The big night was going to be the last Friday before Christmas. Peter and I had agreed that I'd sit in from the start and end the first set with "The Christmas Song." I practiced a few more times during the week and we were raring to go.
The crowd of mostly regulars knew that something was up, since there was an extra guitar in the corner of the room were we would set up. When they didn't see a third player most, I think, figured out that I was going to do something different that night. As I switched instruments Peter did a little snappy patter and then introduced me and the song. It was on!
"Chestnuts roasting on an open fire," came out smoothly. The guitar sounded fantastic and the crowd was actually taking notice. "Jack Frost nipping at your nose." I had to look either up at the folks or at the neck of the guitar because I knew that if I looked over at Peter he'd make a face and I'd burst out laughing. "Yuletide carols being sung by a choir and folks dressed up like Eskimos," "Everybody knows, some turkey and some mistletoe, helps to make the season bright." Okay, I was coming up to the bridge section. The chords are a little bit easier and I could relax heading into the big finish. "Tiny tots with their eyes all aglow, will find it hard to sleep tonight."
"They know that Santa's....." And just then, the guitar strap came loose from the end of the guitar! The end that I didn't have a grip on. The end that fell to my knees in an instant of shocked silence. It was bad.

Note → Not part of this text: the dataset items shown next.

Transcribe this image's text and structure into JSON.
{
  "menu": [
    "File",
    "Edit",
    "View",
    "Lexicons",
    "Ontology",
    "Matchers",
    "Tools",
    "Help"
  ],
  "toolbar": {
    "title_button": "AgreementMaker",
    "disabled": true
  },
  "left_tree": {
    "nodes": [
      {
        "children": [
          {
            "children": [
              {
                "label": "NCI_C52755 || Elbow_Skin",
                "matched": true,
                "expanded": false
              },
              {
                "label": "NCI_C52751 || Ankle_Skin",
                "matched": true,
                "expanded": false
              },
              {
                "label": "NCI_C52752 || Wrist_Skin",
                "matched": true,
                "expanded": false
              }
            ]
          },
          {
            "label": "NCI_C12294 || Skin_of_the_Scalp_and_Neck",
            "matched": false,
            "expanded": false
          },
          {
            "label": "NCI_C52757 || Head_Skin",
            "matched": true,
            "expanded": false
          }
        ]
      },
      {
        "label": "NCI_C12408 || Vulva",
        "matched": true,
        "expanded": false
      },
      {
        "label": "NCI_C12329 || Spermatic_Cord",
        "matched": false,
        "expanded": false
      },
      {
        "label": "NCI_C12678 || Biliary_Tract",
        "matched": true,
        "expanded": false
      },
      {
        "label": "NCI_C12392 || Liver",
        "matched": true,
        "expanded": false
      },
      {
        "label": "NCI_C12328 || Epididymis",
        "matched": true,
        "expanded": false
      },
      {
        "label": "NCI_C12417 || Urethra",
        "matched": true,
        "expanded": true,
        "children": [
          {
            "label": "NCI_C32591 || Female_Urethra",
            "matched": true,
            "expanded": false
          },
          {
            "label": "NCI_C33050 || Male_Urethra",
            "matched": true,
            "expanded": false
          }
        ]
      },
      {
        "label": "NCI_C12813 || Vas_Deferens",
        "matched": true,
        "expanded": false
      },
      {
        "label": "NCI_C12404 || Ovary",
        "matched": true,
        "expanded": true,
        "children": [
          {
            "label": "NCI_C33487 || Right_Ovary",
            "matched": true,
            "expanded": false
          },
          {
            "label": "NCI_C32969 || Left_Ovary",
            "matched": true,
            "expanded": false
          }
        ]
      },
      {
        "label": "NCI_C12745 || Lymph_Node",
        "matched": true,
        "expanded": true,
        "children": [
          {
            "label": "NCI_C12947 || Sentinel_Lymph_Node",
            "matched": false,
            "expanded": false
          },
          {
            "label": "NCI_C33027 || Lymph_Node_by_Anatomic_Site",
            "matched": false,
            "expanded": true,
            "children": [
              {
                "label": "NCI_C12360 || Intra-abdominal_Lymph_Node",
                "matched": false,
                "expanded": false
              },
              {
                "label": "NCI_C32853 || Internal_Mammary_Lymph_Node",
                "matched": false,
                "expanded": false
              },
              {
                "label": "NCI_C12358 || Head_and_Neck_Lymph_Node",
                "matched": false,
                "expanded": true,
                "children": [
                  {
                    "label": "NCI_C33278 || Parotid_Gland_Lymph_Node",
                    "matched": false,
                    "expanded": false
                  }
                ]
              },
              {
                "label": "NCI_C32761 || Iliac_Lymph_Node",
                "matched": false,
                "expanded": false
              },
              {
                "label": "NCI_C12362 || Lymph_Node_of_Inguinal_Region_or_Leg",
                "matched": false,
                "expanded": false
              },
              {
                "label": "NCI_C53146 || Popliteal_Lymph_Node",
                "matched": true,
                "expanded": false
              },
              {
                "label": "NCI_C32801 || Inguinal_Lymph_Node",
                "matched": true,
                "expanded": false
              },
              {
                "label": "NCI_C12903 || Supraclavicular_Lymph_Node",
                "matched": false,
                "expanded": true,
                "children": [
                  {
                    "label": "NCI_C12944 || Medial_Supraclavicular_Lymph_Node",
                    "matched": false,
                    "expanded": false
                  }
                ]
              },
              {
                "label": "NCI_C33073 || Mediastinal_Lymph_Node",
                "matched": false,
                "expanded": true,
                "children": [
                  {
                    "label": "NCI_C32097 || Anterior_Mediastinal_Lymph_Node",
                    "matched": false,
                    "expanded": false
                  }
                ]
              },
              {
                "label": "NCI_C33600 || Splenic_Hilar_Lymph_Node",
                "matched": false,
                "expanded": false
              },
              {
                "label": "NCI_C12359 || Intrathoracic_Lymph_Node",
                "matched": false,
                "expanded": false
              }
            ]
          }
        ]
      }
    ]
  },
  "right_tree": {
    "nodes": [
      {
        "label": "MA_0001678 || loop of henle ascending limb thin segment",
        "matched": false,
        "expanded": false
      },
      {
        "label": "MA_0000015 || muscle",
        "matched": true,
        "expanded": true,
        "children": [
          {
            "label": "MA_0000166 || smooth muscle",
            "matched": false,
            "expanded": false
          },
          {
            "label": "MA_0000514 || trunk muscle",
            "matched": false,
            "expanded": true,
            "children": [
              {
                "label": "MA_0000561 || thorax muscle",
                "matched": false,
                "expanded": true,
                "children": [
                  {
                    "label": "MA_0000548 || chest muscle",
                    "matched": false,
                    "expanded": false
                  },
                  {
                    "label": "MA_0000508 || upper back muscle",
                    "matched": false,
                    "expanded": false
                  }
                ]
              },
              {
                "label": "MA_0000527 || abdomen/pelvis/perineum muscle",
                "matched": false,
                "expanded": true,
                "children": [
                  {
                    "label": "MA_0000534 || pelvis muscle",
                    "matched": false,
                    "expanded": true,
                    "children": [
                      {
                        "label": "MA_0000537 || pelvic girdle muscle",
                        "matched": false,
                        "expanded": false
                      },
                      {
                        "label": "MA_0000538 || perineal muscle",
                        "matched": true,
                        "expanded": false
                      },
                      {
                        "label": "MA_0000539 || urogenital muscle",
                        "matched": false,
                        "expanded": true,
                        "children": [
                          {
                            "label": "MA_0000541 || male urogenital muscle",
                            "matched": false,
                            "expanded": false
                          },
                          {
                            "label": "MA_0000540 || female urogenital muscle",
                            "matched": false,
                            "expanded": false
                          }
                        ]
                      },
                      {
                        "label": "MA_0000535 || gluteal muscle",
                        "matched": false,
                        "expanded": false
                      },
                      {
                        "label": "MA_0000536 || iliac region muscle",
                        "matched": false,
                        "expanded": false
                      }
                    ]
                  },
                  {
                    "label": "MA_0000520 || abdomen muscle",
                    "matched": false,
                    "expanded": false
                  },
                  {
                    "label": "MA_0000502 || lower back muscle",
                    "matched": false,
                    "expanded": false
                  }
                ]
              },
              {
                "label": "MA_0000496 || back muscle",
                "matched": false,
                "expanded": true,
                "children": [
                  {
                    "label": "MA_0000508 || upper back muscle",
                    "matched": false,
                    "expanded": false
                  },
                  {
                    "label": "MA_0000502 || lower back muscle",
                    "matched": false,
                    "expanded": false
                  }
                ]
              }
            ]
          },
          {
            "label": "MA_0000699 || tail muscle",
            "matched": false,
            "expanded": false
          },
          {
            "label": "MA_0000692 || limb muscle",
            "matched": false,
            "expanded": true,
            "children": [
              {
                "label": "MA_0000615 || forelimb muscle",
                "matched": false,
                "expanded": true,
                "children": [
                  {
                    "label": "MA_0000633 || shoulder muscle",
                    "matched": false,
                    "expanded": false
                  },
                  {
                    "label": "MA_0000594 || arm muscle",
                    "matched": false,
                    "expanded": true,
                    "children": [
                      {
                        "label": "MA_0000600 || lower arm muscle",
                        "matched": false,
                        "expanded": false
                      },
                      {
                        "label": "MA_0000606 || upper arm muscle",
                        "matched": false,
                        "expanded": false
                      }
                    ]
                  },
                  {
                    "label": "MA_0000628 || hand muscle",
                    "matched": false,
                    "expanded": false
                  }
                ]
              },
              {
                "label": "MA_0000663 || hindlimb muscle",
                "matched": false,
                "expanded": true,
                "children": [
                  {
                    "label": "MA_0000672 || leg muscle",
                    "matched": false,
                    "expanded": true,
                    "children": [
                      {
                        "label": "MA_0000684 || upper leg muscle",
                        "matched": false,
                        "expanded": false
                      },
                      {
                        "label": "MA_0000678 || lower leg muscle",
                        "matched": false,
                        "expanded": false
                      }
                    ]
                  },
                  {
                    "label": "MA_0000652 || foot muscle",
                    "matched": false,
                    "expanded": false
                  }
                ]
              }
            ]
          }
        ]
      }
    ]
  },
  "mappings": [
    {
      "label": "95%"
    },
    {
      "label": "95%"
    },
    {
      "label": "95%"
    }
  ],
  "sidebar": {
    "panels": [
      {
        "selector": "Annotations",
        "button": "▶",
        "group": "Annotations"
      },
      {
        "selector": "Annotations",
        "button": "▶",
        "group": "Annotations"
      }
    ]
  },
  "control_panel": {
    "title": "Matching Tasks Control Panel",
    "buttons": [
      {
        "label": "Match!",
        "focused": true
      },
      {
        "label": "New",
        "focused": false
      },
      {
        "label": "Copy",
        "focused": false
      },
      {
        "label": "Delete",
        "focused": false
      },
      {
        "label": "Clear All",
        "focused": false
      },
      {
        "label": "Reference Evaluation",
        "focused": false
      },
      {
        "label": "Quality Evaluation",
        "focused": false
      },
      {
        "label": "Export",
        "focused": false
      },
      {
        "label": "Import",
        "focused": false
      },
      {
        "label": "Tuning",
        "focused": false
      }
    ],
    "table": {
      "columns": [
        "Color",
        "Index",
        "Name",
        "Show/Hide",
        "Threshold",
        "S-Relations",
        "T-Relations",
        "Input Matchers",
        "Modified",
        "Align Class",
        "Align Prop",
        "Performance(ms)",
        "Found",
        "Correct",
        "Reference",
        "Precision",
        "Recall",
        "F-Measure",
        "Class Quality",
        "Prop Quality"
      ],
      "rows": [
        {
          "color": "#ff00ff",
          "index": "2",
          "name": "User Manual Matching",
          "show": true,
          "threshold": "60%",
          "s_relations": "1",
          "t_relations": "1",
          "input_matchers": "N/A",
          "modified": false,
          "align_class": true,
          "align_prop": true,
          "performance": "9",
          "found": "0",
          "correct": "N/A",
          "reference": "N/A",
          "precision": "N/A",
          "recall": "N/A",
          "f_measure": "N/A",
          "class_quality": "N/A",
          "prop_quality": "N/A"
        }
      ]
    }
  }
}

I swung the instrument back up and fumbled with the strap for a bit until I could get things right. Yes, I started the bridge again from "They know that Santa's on his way," but the magic was gone. I made it through to the neat little "Jingle Bells, Jingle Bells," instrumental ending. The audience offered polite applause. So I did the only thing I could do at that point. I thanked the crowd and then offered the explanation, "I guess Mel Tormes' ghost didn't want me to sing his song." They laughed. I've never tried to play that song again.
Merry Christmas and Happy Holidays to all!
Oh, and one more thing. Now that "The Christmas Song," is running on a loop through your head...you're welcome!